Last night I interviewed a band from Denver over the telephone. They were calling from the studio in LA, and we discussed the things that are happening from doing the work. As the conversation went on and we dipped in and out of spirituality, I realized how aligned our timing was and that great things were happening for them and me in a similar manner almost on the same calendar. It was at that point I thought about how much has come my way in the last few weeks. I am experiencing real opportunities for the first time ever. What I mean by that is very small pieces of a very large puzzle have been laid at my feet, now it is up to me to fit them all together and put it all into action. This is much different from landing a great job where my buddy is my boss.
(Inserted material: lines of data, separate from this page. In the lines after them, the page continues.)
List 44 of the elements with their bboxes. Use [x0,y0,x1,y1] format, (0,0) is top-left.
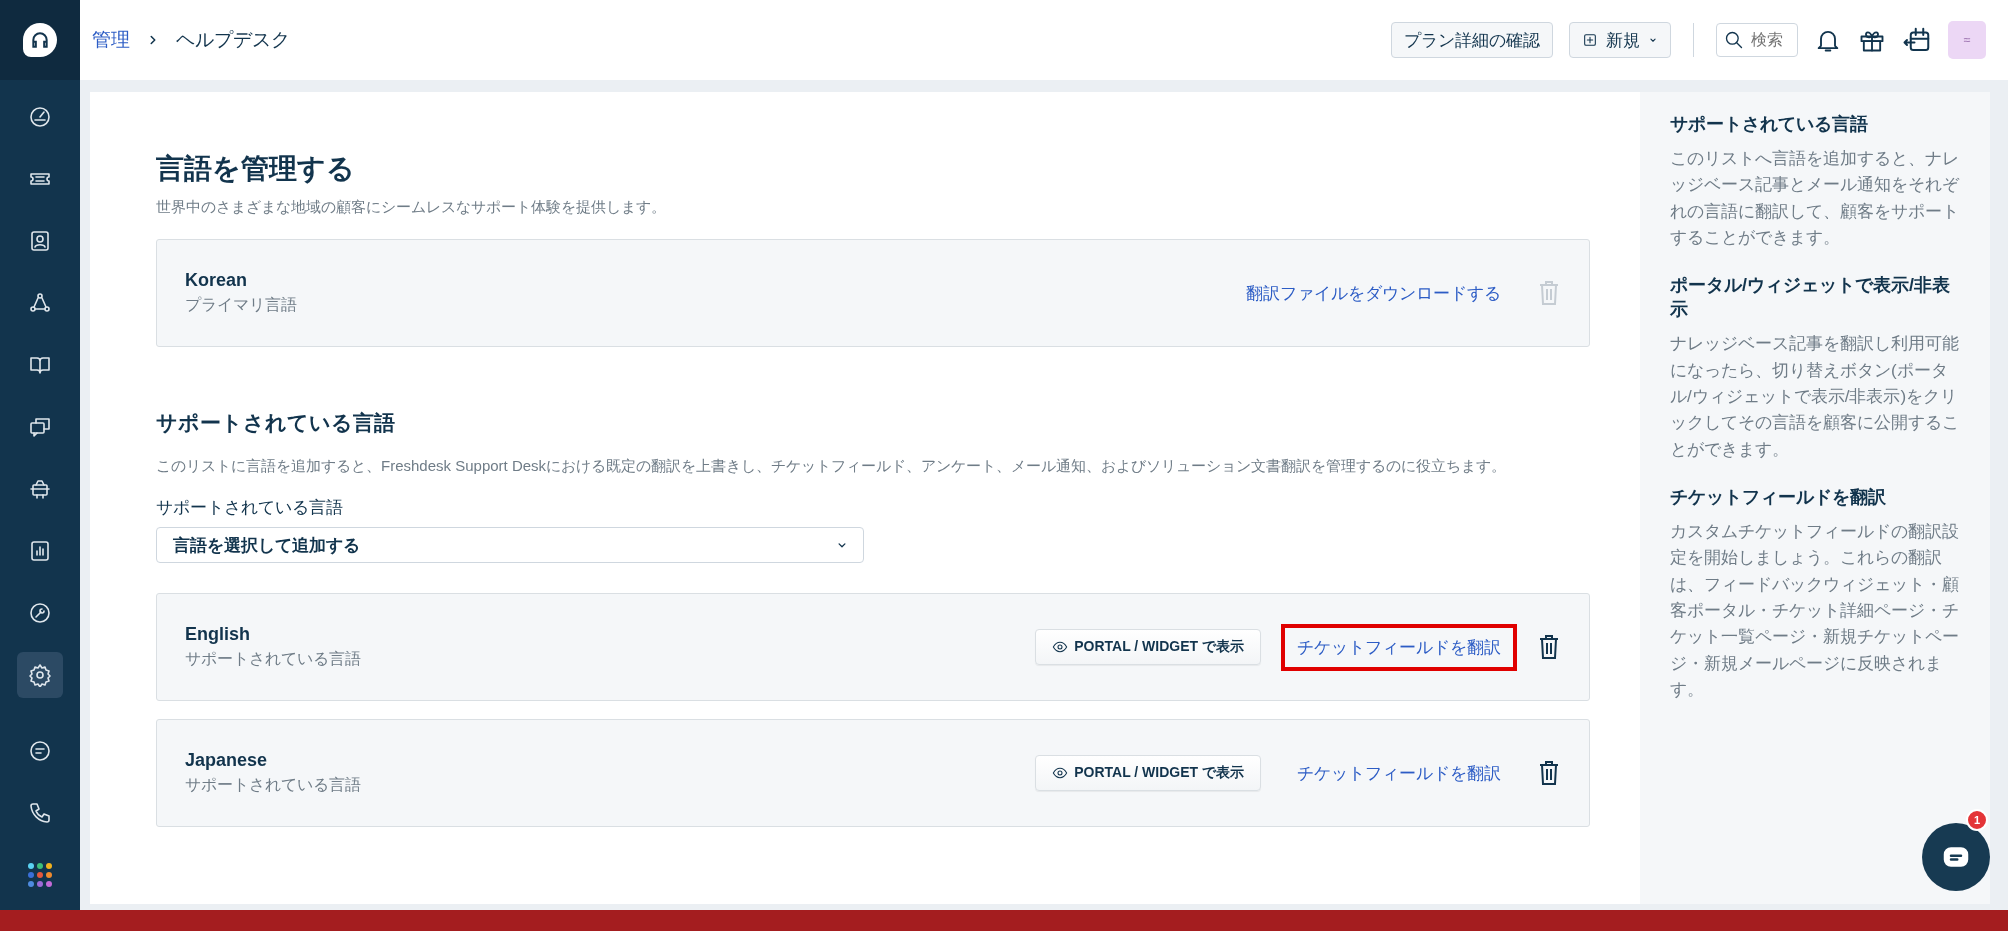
section-heading: サポートされている言語 [156,410,396,436]
phone-icon [28,801,52,825]
language-select[interactable]: 言語を選択して追加する [156,527,864,563]
language-caption: サポートされている言語 [185,649,361,669]
language-name: Korean [185,270,248,291]
eye-icon [1052,639,1069,655]
trash-icon[interactable] [1537,634,1561,660]
help-text: カスタムチケットフィールドの翻訳設定を開始しましょう。これらの翻訳は、フィードバックウィジェット・顧客ポータル・チケット詳細ページ・チケット一覧ページ・新規チケットページ・新規メールページに反映されます。 [1670,521,1960,702]
help-text: ナレッジベース記事を翻訳し利用可能になったら、切り替えボタン(ポータル/ウィジェットで表示/非表示)をクリックしてその言語を顧客に公開することができます。 [1670,333,1960,461]
help-text: このリストへ言語を追加すると、ナレッジベース記事とメール通知をそれぞれの言語に翻訳して、顧客をサポートすることができます。 [1670,148,1961,250]
search-field[interactable]: 検索 [1716,23,1798,57]
breadcrumb-current: ヘルプデスク [176,28,290,52]
select-label: サポートされている言語 [156,497,344,519]
translate-fields-link[interactable]: チケットフィールドを翻訳 [1281,623,1517,671]
page-title: 言語を管理する [156,152,356,186]
portal-widget-button[interactable]: PORTAL / WIDGET で表示 [1035,629,1261,665]
message-icon [28,739,52,763]
page-subtitle: 世界中のさまざまな地域の顧客にシームレスなサポート体験を提供します。 [156,198,667,217]
contact-card-icon [28,229,52,253]
trash-icon[interactable] [1537,760,1561,786]
portal-widget-button[interactable]: PORTAL / WIDGET で表示 [1035,755,1261,791]
plus-square-icon [1582,32,1598,48]
help-heading: ポータル/ウィジェットで表示/非表示 [1670,274,1951,322]
new-button[interactable]: 新規 [1569,22,1671,58]
translate-fields-link[interactable]: チケットフィールドを翻訳 [1281,749,1517,797]
robot-icon [28,477,52,501]
plan-details-button[interactable]: プラン詳細の確認 [1391,22,1553,58]
download-link[interactable]: 翻訳ファイルをダウンロードする [1230,269,1517,317]
chat-bubbles-icon [28,415,52,439]
breadcrumb-link[interactable]: 管理 [92,27,130,53]
network-icon [28,291,52,315]
help-heading: チケットフィールドを翻訳 [1670,486,1887,510]
wrench-bubble-icon [28,601,52,625]
language-caption: プライマリ言語 [185,295,297,315]
help-heading: サポートされている言語 [1670,113,1869,136]
language-caption: サポートされている言語 [185,775,361,795]
language-name: Japanese [185,750,269,771]
eye-icon [1052,765,1069,781]
section-description: このリストに言語を追加すると、Freshdesk Support Deskにおける既定の翻訳を上書きし、チケットフィールド、アンケート、メール通知、およびソリューション文書翻訳を管理するのに役立ちます。 [156,457,1508,476]
settings-icon [28,663,52,687]
headset-logo-icon[interactable] [23,23,57,57]
gauge-icon [28,105,52,129]
language-name: English [185,624,251,645]
bar-chart-icon [28,539,52,563]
The path is not laid out for me yet but I have been given the tools to do the job. And I will be honest, this has never happened to me before. Everything that I have been promised that would happen from sobriety is literally landing at my feet one by one. So I am at a cross roads. I can do what I have always done and sabotage the whole damn thing and blame it on anything but myself. Or I can slowly, and faithfully, put one foot in front of the other, staying focused on doing what is right and not what feels good. This means I have to dive further into my recovery and continue this self-examination and face the dark side in me and fix what is broken. It means that I need to go to more meetings than I am now, do more service work, be more honest, and most importantly be more forgiving. I must let go of more and give away all that I have. Any deviation from more action in my recovery will be devastating. Sure I already do a lot. But as my father says, “You can always do more.” Exercising is my path to meditation and a conscience contact with my higher power today, and in the last week, my ugliness has diverted me from that path. So before I get too far off and sink the entire ship it is time to pull out my trusty map and navigate back to the correct course. Or I will surely loose it all!
I will have eighteen months sober on the 14th of May. That is not a whole lot of time in sobriety, but it absolutely puts me in the big boy phase of my recovery. I am now sober, the fog has cleared and this where the real work begins. No more time outs, I am getting sober left. It is time to be a man and handle my business and achieve everything I have ever wanted. So like the song says, “I can either get better, or I can get drunk.” So I think I will leave the getting drunk to the one that has not had enough yet. I have places to go and things to do.